CBN governor tackles Sanusi over criticism

Meanwhile, following sharp criticism of the Central Bank of Nigeria (CBN’s) foreign exchange policies by the Emir of Kano, Sanusi Lamido Sanusi, alleging that the policies breed corruption, the CBN governor, Mr. Godwin Emefiele, on Friday dismissed the allegation saying it is untrue.

The Emir of Kano, who is the immediate past CBN governor had at the 15th Joint National Council on Development Planing meeting in Kano recently criticised President Muhammadu Buhari’s endorsement of CBN’s foreign exchange policies which he said encouraged corruption.

Reacting to a question by one of the participants at the National Institute for Policy and Strategy Studies (NIPSS), shortly after he delivered a lecture titled “Managing Monetary Policy in Turbulent Time,” the CBN governor said it was better to provide creative advice that would help the economy than sitting back criticising.

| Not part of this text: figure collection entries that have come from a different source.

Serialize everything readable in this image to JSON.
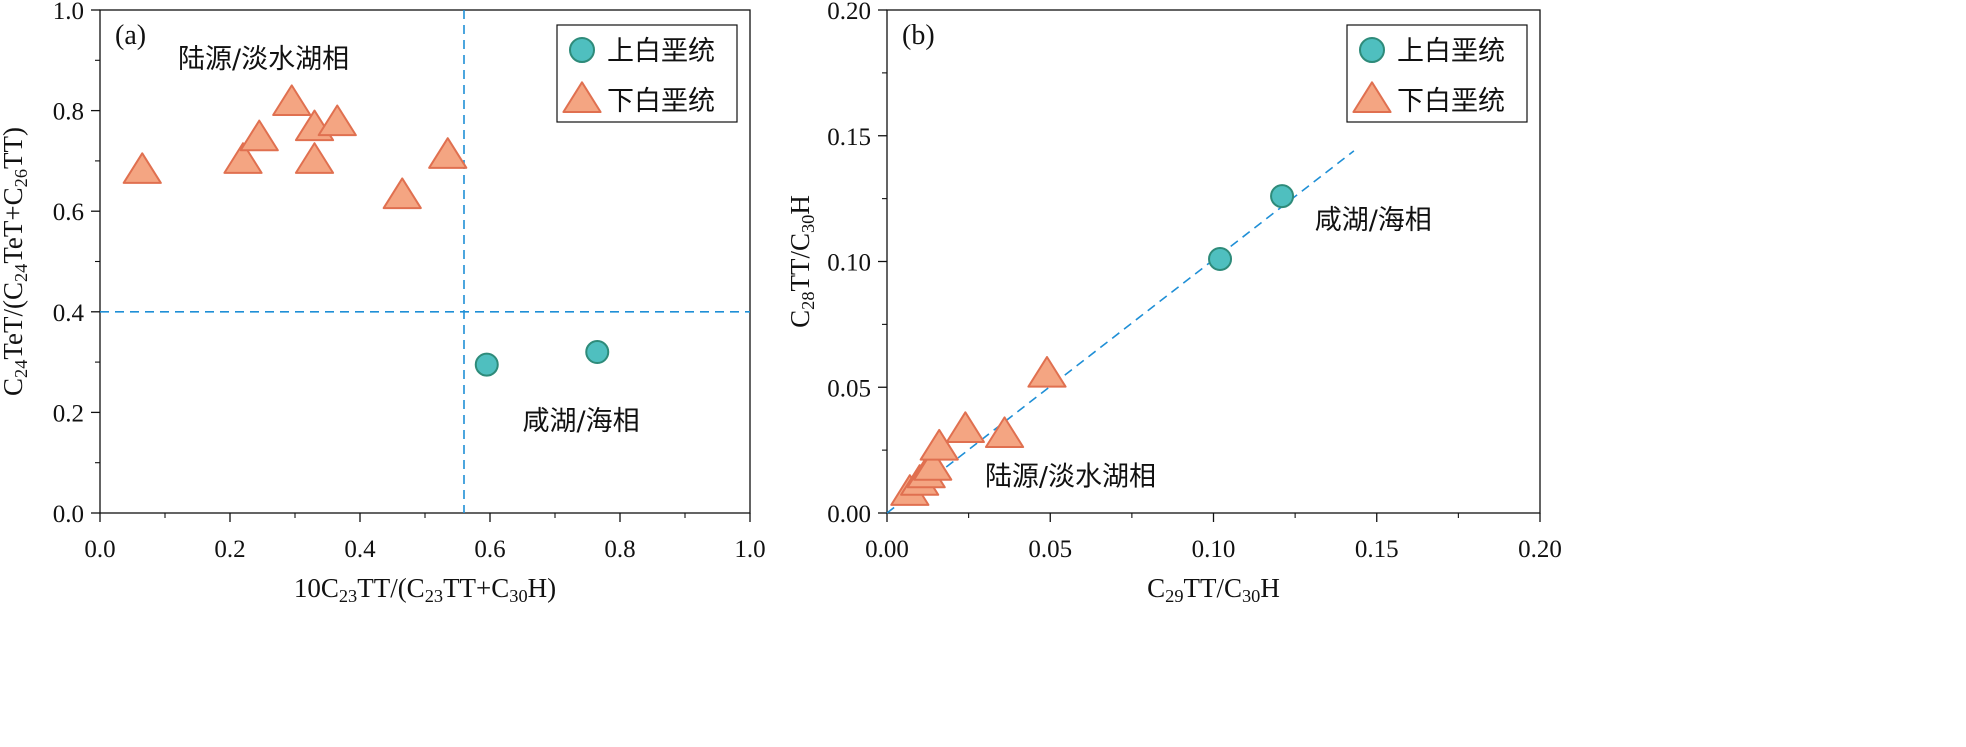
{
  "figure": {
    "background": "#ffffff"
  },
  "legend_labels": {
    "upper": "上白垩统",
    "lower": "下白垩统"
  },
  "colors": {
    "circle_fill": "#4fbfbf",
    "circle_stroke": "#2e8b7a",
    "triangle_fill": "#f4a582",
    "triangle_stroke": "#e07050",
    "guide_line": "#1f8fd6"
  },
  "chart_data": [
    {
      "type": "scatter",
      "panel_label": "(a)",
      "xlabel": {
        "prefix": "10C",
        "sub1": "23",
        "mid": "TT/(C",
        "sub2": "23",
        "mid2": "TT+C",
        "sub3": "30",
        "suffix": "H)"
      },
      "ylabel": {
        "prefix": "C",
        "sub1": "24",
        "mid": "TeT/(C",
        "sub2": "24",
        "mid2": "TeT+C",
        "sub3": "26",
        "suffix": "TT)"
      },
      "xlim": [
        0,
        1.0
      ],
      "ylim": [
        0,
        1.0
      ],
      "xticks": [
        0.0,
        0.2,
        0.4,
        0.6,
        0.8,
        1.0
      ],
      "yticks": [
        0.0,
        0.2,
        0.4,
        0.6,
        0.8,
        1.0
      ],
      "xtick_labels": [
        "0.0",
        "0.2",
        "0.4",
        "0.6",
        "0.8",
        "1.0"
      ],
      "ytick_labels": [
        "0.0",
        "0.2",
        "0.4",
        "0.6",
        "0.8",
        "1.0"
      ],
      "legend_position": "top-right",
      "guides": [
        {
          "kind": "vline",
          "x": 0.56
        },
        {
          "kind": "hline",
          "y": 0.4
        }
      ],
      "region_labels": [
        {
          "text": "陆源/淡水湖相",
          "x": 0.12,
          "y": 0.885
        },
        {
          "text": "咸湖/海相",
          "x": 0.65,
          "y": 0.165
        }
      ],
      "series": [
        {
          "name": "上白垩统",
          "marker": "circle",
          "points": [
            {
              "x": 0.595,
              "y": 0.295
            },
            {
              "x": 0.765,
              "y": 0.32
            }
          ]
        },
        {
          "name": "下白垩统",
          "marker": "triangle",
          "points": [
            {
              "x": 0.065,
              "y": 0.68
            },
            {
              "x": 0.22,
              "y": 0.7
            },
            {
              "x": 0.245,
              "y": 0.745
            },
            {
              "x": 0.295,
              "y": 0.815
            },
            {
              "x": 0.33,
              "y": 0.765
            },
            {
              "x": 0.33,
              "y": 0.7
            },
            {
              "x": 0.365,
              "y": 0.775
            },
            {
              "x": 0.465,
              "y": 0.63
            },
            {
              "x": 0.535,
              "y": 0.71
            }
          ]
        }
      ]
    },
    {
      "type": "scatter",
      "panel_label": "(b)",
      "xlabel": {
        "prefix": "C",
        "sub1": "29",
        "mid": "TT/C",
        "sub2": "30",
        "suffix": "H"
      },
      "ylabel": {
        "prefix": "C",
        "sub1": "28",
        "mid": "TT/C",
        "sub2": "30",
        "suffix": "H"
      },
      "xlim": [
        0,
        0.2
      ],
      "ylim": [
        0,
        0.2
      ],
      "xticks": [
        0.0,
        0.05,
        0.1,
        0.15,
        0.2
      ],
      "yticks": [
        0.0,
        0.05,
        0.1,
        0.15,
        0.2
      ],
      "xtick_labels": [
        "0.00",
        "0.05",
        "0.10",
        "0.15",
        "0.20"
      ],
      "ytick_labels": [
        "0.00",
        "0.05",
        "0.10",
        "0.15",
        "0.20"
      ],
      "legend_position": "top-right",
      "guides": [
        {
          "kind": "line",
          "x1": 0,
          "y1": 0,
          "x2": 0.143,
          "y2": 0.144
        }
      ],
      "region_labels": [
        {
          "text": "咸湖/海相",
          "x": 0.131,
          "y": 0.113
        },
        {
          "text": "陆源/淡水湖相",
          "x": 0.03,
          "y": 0.011
        }
      ],
      "series": [
        {
          "name": "上白垩统",
          "marker": "circle",
          "points": [
            {
              "x": 0.102,
              "y": 0.101
            },
            {
              "x": 0.121,
              "y": 0.126
            }
          ]
        },
        {
          "name": "下白垩统",
          "marker": "triangle",
          "points": [
            {
              "x": 0.007,
              "y": 0.008
            },
            {
              "x": 0.01,
              "y": 0.012
            },
            {
              "x": 0.012,
              "y": 0.015
            },
            {
              "x": 0.014,
              "y": 0.018
            },
            {
              "x": 0.016,
              "y": 0.026
            },
            {
              "x": 0.024,
              "y": 0.033
            },
            {
              "x": 0.036,
              "y": 0.031
            },
            {
              "x": 0.049,
              "y": 0.055
            }
          ]
        }
      ]
    }
  ]
}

Said he: “It is easy to criticise from outside but my advice is not to sit back in a garden and call press men and begin to raise criticisms that are untrue and unsubstantiated. We need advice of former CBN governors, there are channels they can use but not sit in their garden and call pressmen to raise criticism and say what is not true.”

The CBN governor advised Nigerians to look inwards in order to come out of the present economic predicament, adding that every year Nigeria, spends about £2 billion on (Nigerian) students studying abroad and wondered why they could not put such money in institutions in the country.

According to him, before, the country was making over £3 billion during the oil boom, adding that the country presently can hardly make up to £500 million. He blamed the elite who preferred imported materials to local ones for the current crisis.

He added that this is not a normal time, adding that any time the CBN takes a stand or hard decision to reposition the economy, it always comes under attacks.

“When you introduce a new policy and people do not complain, then that policy is not working. But when policies are introduced and people are shouting and complaining, then the policies have reached the right place. It means the policy is working. We should not use our hands to destroy ourselves, we should not use our hands to kill ourselves,” he said.